Tobacco smoke streamed up in whirls from the banked faces that filled the hall from side to side, and the eddying clouds floated in strata above the rows of heads. Lanigan peered sternly at the crowd through the haze. "Here I am back! And I'm thanking the good saints for the few mouthfuls of fresh air I got outside and the news I got, and for this here I found and fetched along. I need him. I was on a jury once, in a murder case, and they had the tool that done the job and the lawyers tagged it Exhibit A. This is it! He's got a name, but if I tried to say it, it would cramp my jaws and hold my mouth open so long that I'd get assifixiated with this smoke. This is Bill the Bomber! Demeter, hold up the goods we found on him!"
The post-adjutant obeyed the order.
"Now, Bill the Bomber," demanded Lanigan, "tell me and the bunch what's the big idea of the arsenal, in a peaceful American city?"
"Is it peaceful?" screamed the captive, at bay. "There are soldiers marching with guns. There are men threatening and cursing! There are—"
"Hold right on—right where you are! Are you naturalized?"
"No!"
"Well, let me tell you, you red-gilled Bullshevist, that till you're a voting American citizen, our private and personal and strictly family rows are none of your damn' business! All American citizens kindly applaud!"
He was answered by cheers, stamping feet, and clapping hands.
"Contrary-minded?" he invited in the silence that followed.
"Hiss a few hisses, you snakes!" he urged. "Or show those red flags you're carrying in your pockets!"
There was no demonstration, either by act or by word.
Lanigan pushed his captive to the rear of the platform and jolted him down into a chair behind which, on the wall, was draped a large United States flag. "Set there and see if you can't absorb a little of the white and blue into your system, along with the red that's already there," counseled the patriot. "You're going to hear some man-talk in a little while, and I hope 'twill do you good!"
A man in the audience rose to his feet when Lanigan marched back to the front of the rostrum.
"I am a voter here, yet I was born in another country. Will you allow me to ask a question, Commander Lanigan?"
"Sure! But let's start even on names. What's yours?"
"Otto Weisner!"
Lanigan made a grimace. "But even at that I'm going to keep my word and I call on all present to back me up."
"See here!" bawled a voice from a far corner. "Let that Hun wait! How about your word to us in another matter? Where's the mayor of Marion?"

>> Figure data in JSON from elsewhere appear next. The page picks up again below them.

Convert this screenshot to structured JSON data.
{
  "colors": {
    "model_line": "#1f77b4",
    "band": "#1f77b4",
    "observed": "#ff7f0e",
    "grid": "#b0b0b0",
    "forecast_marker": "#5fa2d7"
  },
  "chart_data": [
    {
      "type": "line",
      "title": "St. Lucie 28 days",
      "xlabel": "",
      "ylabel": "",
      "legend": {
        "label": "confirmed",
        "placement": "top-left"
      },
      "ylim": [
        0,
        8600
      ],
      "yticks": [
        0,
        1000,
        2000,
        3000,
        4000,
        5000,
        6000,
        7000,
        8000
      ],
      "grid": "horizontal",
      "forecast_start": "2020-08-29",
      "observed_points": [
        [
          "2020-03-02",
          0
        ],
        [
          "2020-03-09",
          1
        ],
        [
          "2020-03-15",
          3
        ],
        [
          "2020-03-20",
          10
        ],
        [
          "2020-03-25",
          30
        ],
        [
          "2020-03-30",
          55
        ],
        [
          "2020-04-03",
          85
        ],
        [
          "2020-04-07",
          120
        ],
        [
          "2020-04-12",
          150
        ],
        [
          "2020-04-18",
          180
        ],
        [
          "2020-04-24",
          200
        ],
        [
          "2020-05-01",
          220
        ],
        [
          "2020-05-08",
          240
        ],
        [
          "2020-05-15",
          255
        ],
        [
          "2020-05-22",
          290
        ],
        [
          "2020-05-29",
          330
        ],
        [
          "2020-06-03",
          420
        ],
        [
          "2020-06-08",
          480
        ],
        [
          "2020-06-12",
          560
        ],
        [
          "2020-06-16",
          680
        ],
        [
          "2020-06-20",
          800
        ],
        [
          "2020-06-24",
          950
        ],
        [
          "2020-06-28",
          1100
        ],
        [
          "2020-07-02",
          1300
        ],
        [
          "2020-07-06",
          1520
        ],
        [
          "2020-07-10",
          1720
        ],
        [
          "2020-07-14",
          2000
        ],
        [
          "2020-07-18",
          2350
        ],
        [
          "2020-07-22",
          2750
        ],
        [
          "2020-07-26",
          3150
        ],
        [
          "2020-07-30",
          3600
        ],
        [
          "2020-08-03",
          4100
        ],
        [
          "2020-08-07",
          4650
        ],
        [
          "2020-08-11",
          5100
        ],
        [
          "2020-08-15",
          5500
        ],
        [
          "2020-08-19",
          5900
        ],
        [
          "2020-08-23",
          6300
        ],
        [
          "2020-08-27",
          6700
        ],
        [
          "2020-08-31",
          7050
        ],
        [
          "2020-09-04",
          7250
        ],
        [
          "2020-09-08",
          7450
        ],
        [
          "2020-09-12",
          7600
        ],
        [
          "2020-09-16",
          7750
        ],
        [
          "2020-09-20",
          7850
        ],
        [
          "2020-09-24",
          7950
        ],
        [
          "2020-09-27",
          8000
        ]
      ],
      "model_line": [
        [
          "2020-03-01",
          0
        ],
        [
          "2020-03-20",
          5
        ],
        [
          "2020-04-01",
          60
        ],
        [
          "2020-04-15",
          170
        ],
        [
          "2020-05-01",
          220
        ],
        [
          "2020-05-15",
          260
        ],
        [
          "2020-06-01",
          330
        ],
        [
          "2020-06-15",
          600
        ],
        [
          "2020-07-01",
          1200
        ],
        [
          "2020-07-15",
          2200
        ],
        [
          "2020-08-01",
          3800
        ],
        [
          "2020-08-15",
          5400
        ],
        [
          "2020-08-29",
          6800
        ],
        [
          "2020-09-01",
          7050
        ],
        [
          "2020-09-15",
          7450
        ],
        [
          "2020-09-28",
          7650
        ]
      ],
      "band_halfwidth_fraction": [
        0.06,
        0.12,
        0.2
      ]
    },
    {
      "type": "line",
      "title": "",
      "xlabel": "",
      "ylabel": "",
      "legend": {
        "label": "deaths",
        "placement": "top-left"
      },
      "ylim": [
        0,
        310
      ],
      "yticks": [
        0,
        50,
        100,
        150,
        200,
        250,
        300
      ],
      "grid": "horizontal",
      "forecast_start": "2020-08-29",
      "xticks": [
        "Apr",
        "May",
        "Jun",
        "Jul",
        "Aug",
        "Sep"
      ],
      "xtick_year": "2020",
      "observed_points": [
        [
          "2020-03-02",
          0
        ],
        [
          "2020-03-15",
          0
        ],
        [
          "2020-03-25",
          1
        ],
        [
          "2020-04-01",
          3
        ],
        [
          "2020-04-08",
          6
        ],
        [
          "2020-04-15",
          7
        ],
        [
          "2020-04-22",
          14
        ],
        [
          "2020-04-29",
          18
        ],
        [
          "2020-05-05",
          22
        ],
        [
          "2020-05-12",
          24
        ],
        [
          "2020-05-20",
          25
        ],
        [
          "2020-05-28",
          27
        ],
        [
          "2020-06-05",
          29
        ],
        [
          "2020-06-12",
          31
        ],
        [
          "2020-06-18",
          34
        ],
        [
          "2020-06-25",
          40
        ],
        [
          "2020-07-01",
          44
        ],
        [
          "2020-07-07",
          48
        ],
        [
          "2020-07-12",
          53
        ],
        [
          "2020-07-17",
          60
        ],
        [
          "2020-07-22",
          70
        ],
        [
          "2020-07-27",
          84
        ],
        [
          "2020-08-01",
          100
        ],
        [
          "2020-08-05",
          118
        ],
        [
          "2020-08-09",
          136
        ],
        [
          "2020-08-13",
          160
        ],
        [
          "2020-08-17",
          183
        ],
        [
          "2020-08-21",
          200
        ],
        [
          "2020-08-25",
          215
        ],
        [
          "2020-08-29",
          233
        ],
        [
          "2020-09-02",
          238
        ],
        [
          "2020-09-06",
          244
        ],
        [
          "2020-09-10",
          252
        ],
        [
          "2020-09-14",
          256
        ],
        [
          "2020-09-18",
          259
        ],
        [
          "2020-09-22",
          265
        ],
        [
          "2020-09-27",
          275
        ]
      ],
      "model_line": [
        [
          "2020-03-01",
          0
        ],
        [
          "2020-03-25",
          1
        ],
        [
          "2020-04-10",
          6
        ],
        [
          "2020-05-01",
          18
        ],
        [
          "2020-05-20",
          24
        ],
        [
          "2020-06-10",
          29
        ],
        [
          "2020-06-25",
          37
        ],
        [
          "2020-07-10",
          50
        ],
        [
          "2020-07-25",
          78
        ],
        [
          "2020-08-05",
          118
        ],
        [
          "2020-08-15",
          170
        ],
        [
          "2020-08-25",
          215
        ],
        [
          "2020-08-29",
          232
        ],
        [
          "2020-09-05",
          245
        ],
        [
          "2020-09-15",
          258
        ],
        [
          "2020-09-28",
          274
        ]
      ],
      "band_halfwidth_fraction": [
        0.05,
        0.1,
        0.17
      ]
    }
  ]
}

"The mayor of Marion is on his way to this hall!" The soldier's face was set into a grim expression and deep ridges lined his jaws. "I gave you all once to-night his word to me that he'd stand up for us on Capitol Hill, whatever it is they're trying to put over. I got the hoot from you when I said it. You wouldn't take my word and I just told him so. Now he's coming down here for himself! I say it. If some gent would like to hoot another hoot on that subject will he kindly step up here and hoot?" He doubled his fists.
There was no indication that anybody wanted to accept the invitation.
"Very well, then!" proceeded Lanigan. "I'm in a soothing frame of mind, myself, and I hope you're all soothed, too. And so that we won't be wasting any time on a busy evening I'll state that the meeting is now open for that question, Mister Weisner. Shoot!"